The staircase being obliterated upon the hull's impact with the bottom is a decent theory, in my opinion, but I'd be more apt to believe it was a combination of your theory and the water rushing in through the dome. The water coming in through the dome at a rate like is shown in the film would rip apart the A-Deck - B-Deck landings at least, I would think. That would explain some stairs rising out of the ship and breaking up while the lower (C, D, E-Deck) stairs could have collapsed upon impact with the bottom.

I've always had a hard time believing that the entire grand staircase (Boat Deck - E Deck) simply lifted out of the ship without leaving a trace; but until someone goes down to E Deck and digs under all that mess, we'll probably never know for sure.
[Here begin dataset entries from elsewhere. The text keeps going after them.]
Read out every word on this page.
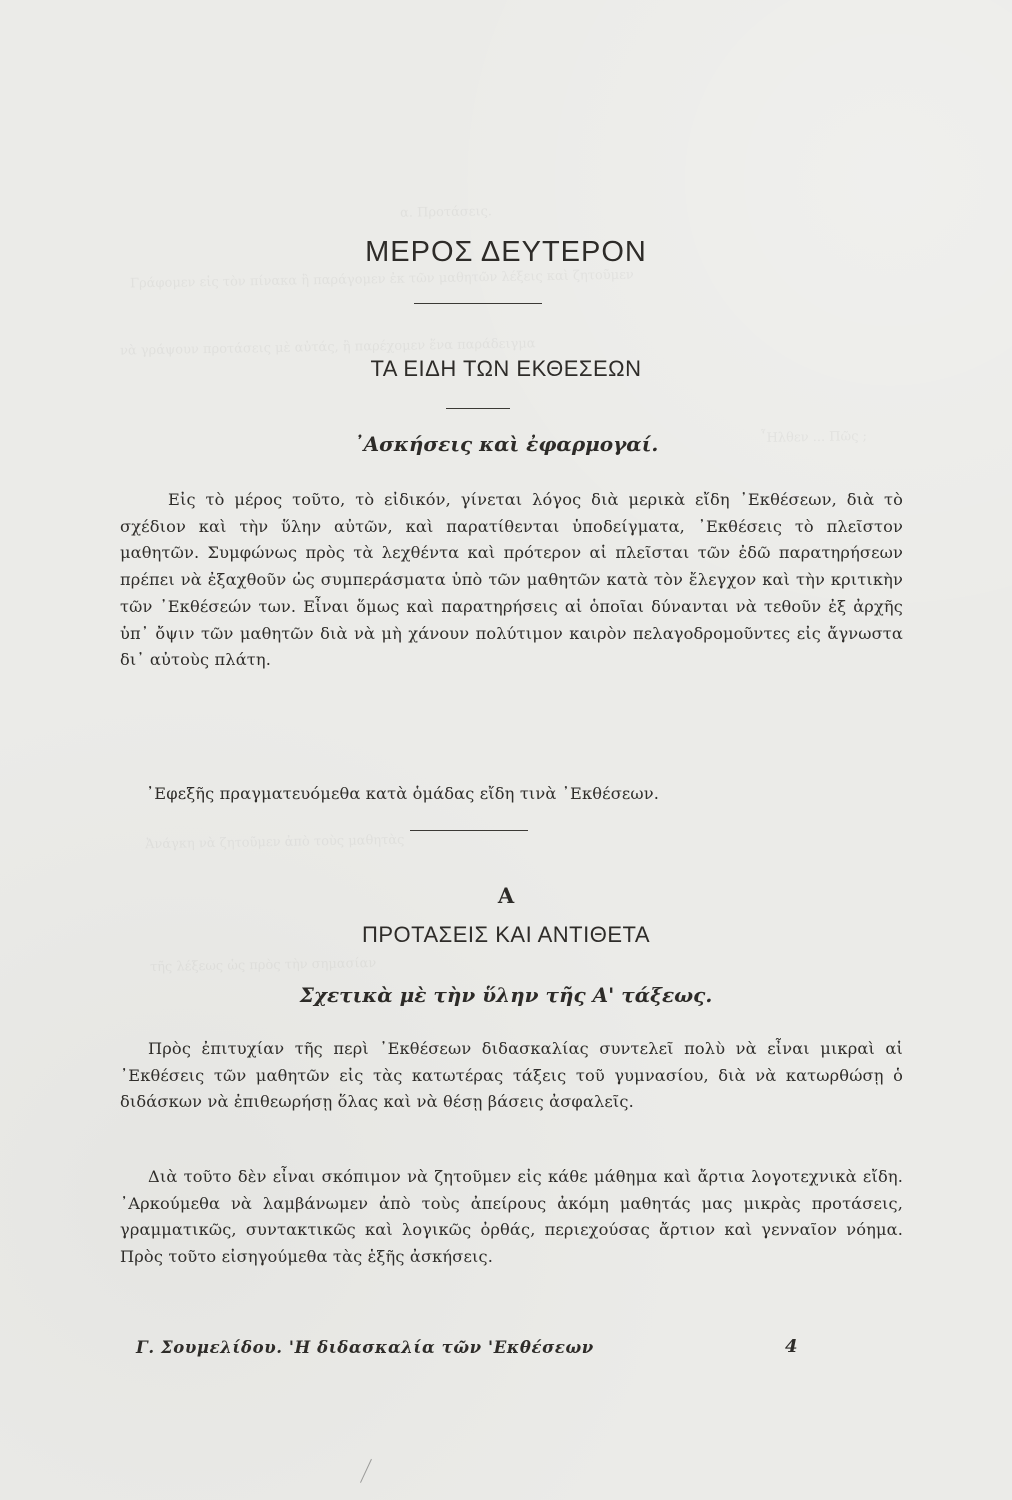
α. Προτάσεις.
Γράφομεν εἰς τὸν πίνακα ἢ παράγομεν ἐκ τῶν μαθητῶν λέξεις καὶ ζητοῦμεν
νὰ γράψουν προτάσεις μὲ αὐτάς, ἢ παρέχομεν ἕνα παράδειγμα
῏Ηλθεν ... Πῶς ;
Ἀνάγκη νὰ ζητοῦμεν ἀπὸ τοὺς μαθητὰς
τῆς λέξεως ὡς πρὸς τὴν σημασίαν
ΜΕΡΟΣ ΔΕΥΤΕΡΟΝ
ΤΑ ΕΙΔΗ ΤΩΝ ΕΚΘΕΣΕΩΝ
᾿Ασκήσεις καὶ ἐφαρμογαί.
Εἰς τὸ μέρος τοῦτο, τὸ εἰδικόν, γίνεται λόγος διὰ μερικὰ εἴδη ᾿Εκθέσεων, διὰ τὸ σχέδιον καὶ τὴν ὕλην αὐτῶν, καὶ παρατίθενται ὑποδείγματα, ᾿Εκθέσεις τὸ πλεῖστον μαθητῶν. Συμφώνως πρὸς τὰ λεχθέντα καὶ πρότερον αἱ πλεῖσται τῶν ἐδῶ παρατηρήσεων πρέπει νὰ ἐξαχθοῦν ὡς συμπεράσματα ὑπὸ τῶν μαθητῶν κατὰ τὸν ἔλεγχον καὶ τὴν κριτικὴν τῶν ᾿Εκθέσεών των. Εἶναι ὅμως καὶ παρατηρήσεις αἱ ὁποῖαι δύνανται νὰ τεθοῦν ἐξ ἀρχῆς ὑπ᾿ ὄψιν τῶν μαθητῶν διὰ νὰ μὴ χάνουν πολύτιμον καιρὸν πελαγοδρομοῦντες εἰς ἄγνωστα δι᾿ αὐτοὺς πλάτη.
᾿Εφεξῆς πραγματευόμεθα κατὰ ὁμάδας εἴδη τινὰ ᾿Εκθέσεων.
Α
ΠΡΟΤΑΣΕΙΣ ΚΑΙ ΑΝΤΙΘΕΤΑ
Σχετικὰ μὲ τὴν ὕλην τῆς Α' τάξεως.
Πρὸς ἐπιτυχίαν τῆς περὶ ᾿Εκθέσεων διδασκαλίας συντελεῖ πολὺ νὰ εἶναι μικραὶ αἱ ᾿Εκθέσεις τῶν μαθητῶν εἰς τὰς κατωτέρας τάξεις τοῦ γυμνασίου, διὰ νὰ κατωρθώσῃ ὁ διδάσκων νὰ ἐπιθεωρήσῃ ὅλας καὶ νὰ θέσῃ βάσεις ἀσφαλεῖς.
Διὰ τοῦτο δὲν εἶναι σκόπιμον νὰ ζητοῦμεν εἰς κάθε μάθημα καὶ ἄρτια λογοτεχνικὰ εἴδη. ᾿Αρκούμεθα νὰ λαμβάνωμεν ἀπὸ τοὺς ἀπείρους ἀκόμη μαθητάς μας μικρὰς προτάσεις, γραμματικῶς, συντακτικῶς καὶ λογικῶς ὀρθάς, περιεχούσας ἄρτιον καὶ γενναῖον νόημα. Πρὸς τοῦτο εἰσηγούμεθα τὰς ἑξῆς ἀσκήσεις.
Γ. Σουμελίδου. 'Η διδασκαλία τῶν 'Εκθέσεων	4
Incidently, do we even KNOW for sure that there was a dome implosion to begin with? As far as I know it's only been shown in a Marschall painting and Cameron's movie. It would make sense that a wave from the first funnel falling would cause something like what was shown, but how do we know for sure the entire room in question wasn't already under before the funnel fell? Do we have any eyewitness accounts from anyone who was in the Grand Staircase at the time of supposed "implosion or dome collapse"? I don't know of any, but please let me know if I'm wrong.

Just asking because it had occured to me that anything could have caused that dome to break, and not necessarily in the grand, theatrical fashion we saw in the movie. The 2nd funnel could have hit it as it was falling, for all I know anyway.